The concerns with Ellison are his inability to do the DNC job full-time as a sitting member of the House of Representatives, as well as his previous criticism of Obama and his previous praise of Nation of Islam leader Louis Farrakhan. (Aides had agreed to make Ellison available for an interview to the NYT for this story until they were told he would be asked about Farrakhan.)
Former Michigan governor Jennifer Granholm and Labor Secretary Tom Perez are said to be viewed favorably as candidates by the administration. Granholm had already publicly taken herself out of the running several days ago, but it’s not clear if the administration has lobbied or spoken with her since those comments. Perez’s post-administration plans are not yet known. He may throw his hat in the ring for the DNC chairmanship or he may bide his time and run for governor of Maryland in 2018.
UPDATE: I should note that while Ellison is the presumptive frontrunner in the race right now because of the number of endorsements he has picked up and the political muscle behind them (Chuck Schumer, Bernie Sanders, Elizabeth Warren, etc.), those endorsements won’t mean anything when it comes down to the actual vote.
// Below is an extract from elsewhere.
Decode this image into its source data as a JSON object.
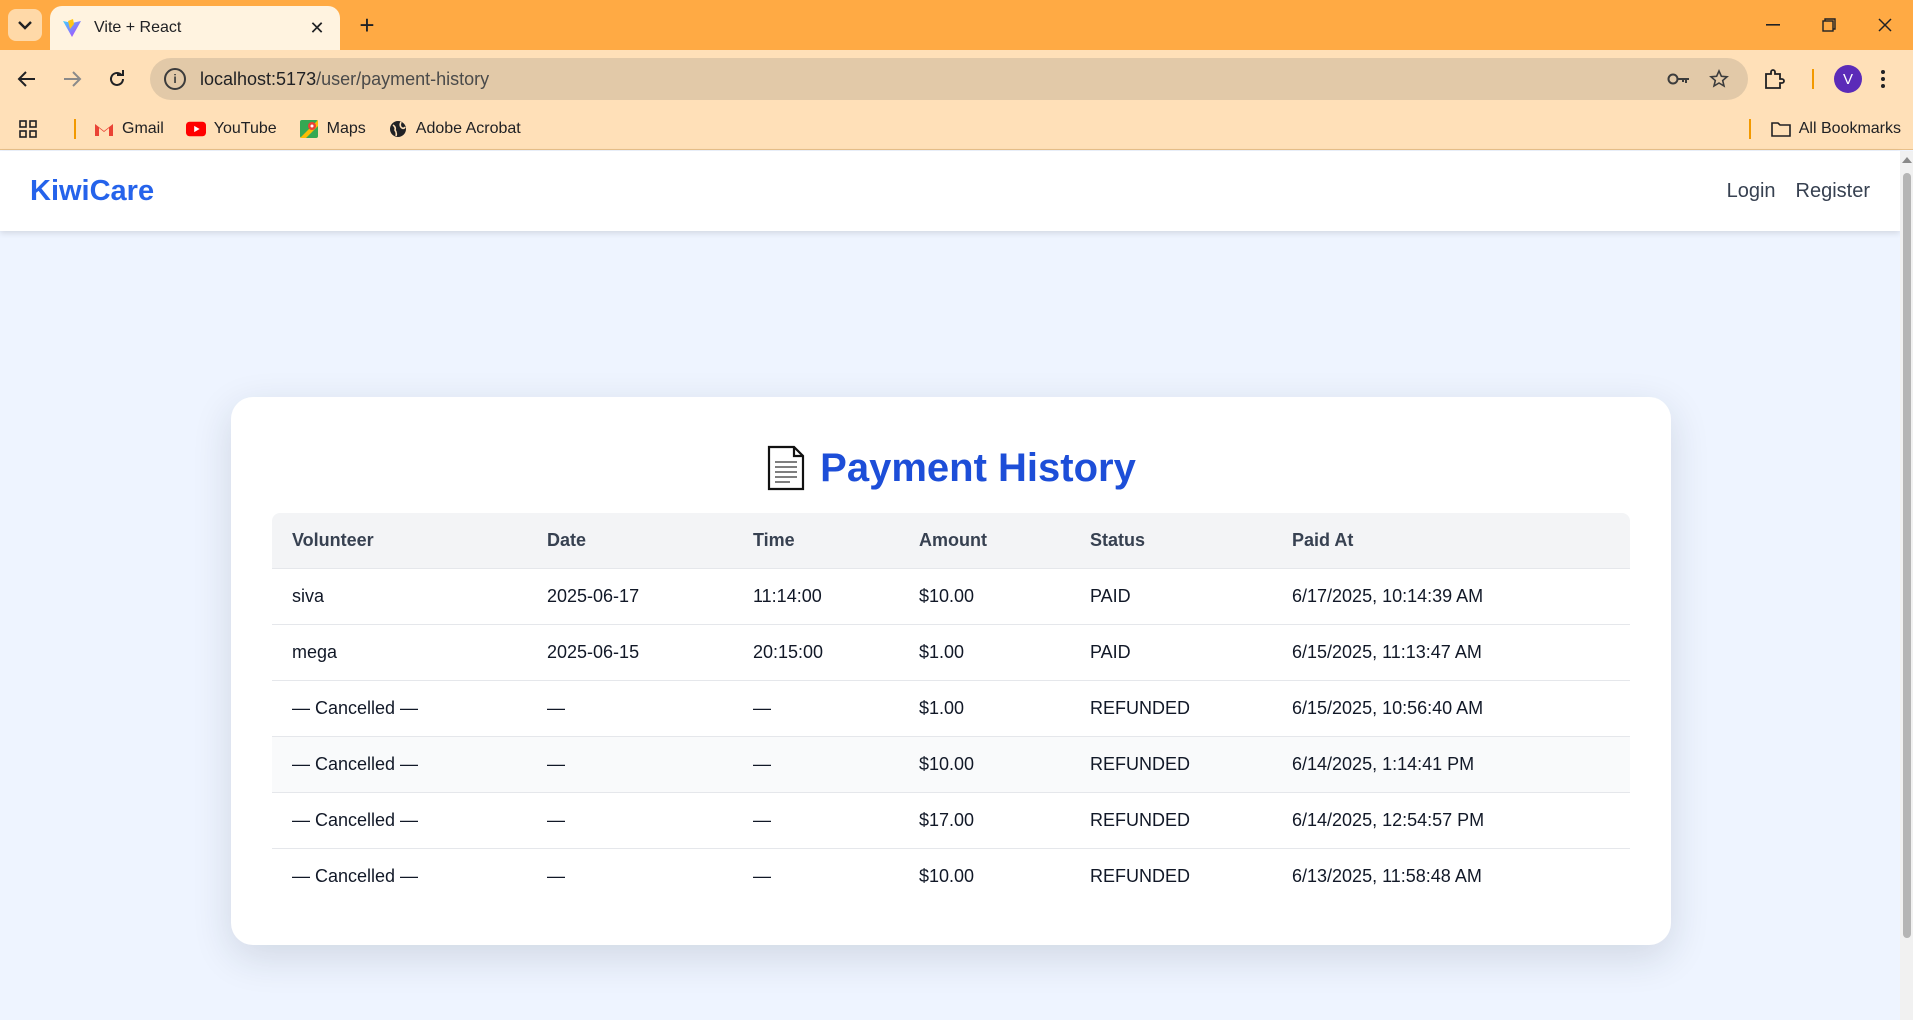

According to NBC News, “The election won’t be held until late February during a meeting in Atlanta, and the only votes that matter are those of the several hundred members of the Democratic National Committee.”
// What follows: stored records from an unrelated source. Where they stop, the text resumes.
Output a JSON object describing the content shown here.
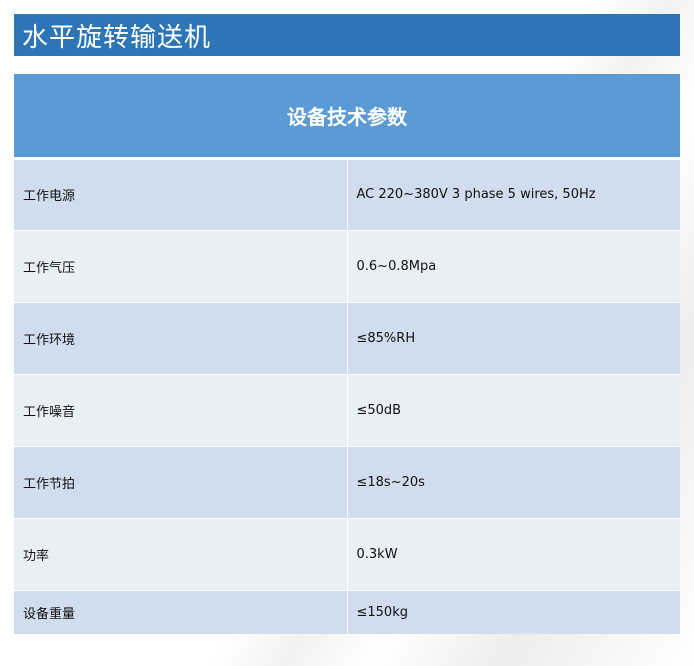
{
  "title": "水平旋转输送机",
  "table": {
    "header": "设备技术参数",
    "rows": [
      {
        "label": "工作电源",
        "value": "AC 220~380V 3 phase 5 wires, 50Hz"
      },
      {
        "label": "工作气压",
        "value": "0.6~0.8Mpa"
      },
      {
        "label": "工作环境",
        "value": "≤85%RH"
      },
      {
        "label": "工作噪音",
        "value": "≤50dB"
      },
      {
        "label": "工作节拍",
        "value": "≤18s~20s"
      },
      {
        "label": "功率",
        "value": "0.3kW"
      },
      {
        "label": "设备重量",
        "value": "≤150kg"
      }
    ]
  },
  "colors": {
    "title_bg": "#2e75b6",
    "header_bg": "#5b9bd5",
    "row_dark": "#d0ddee",
    "row_light": "#e9eff7"
  }
}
Many volunteers and staffers from Barack Obama’s two presidential campaigns and his administration have already left government for other personal or professional ventures, but according to Politico, many of them are now tapping into the Obama political network to discuss options for what they can do to oppose the incoming Trump administration after January 20. Many of them had assumed that their former boss’s legacy would be in the hands of his party’s chosen successor Hillary Clinton, a plan which went out the window after the November 8 elections. After taking a few days to process the outcome, many of them are regrouping and planning their next political and/or career moves.
President Obama himself will be involved, according to comments he made during a recent conference call, but not until after he leaves office. One of his post-presidential political plans is already known: the National Democratic Redistricting Committee – a 527 led by former attorney general Eric Holder that will focus on redistricting reform leading up to the 2020 presidential election and census. Part of this will involve getting Democrats elected to state legislatures so that, in states Democrats have majority control, they can design more favorable congressional districts for the following decade. Assume that Obama campaign and White House alumni will run for office in the not-too-distant future.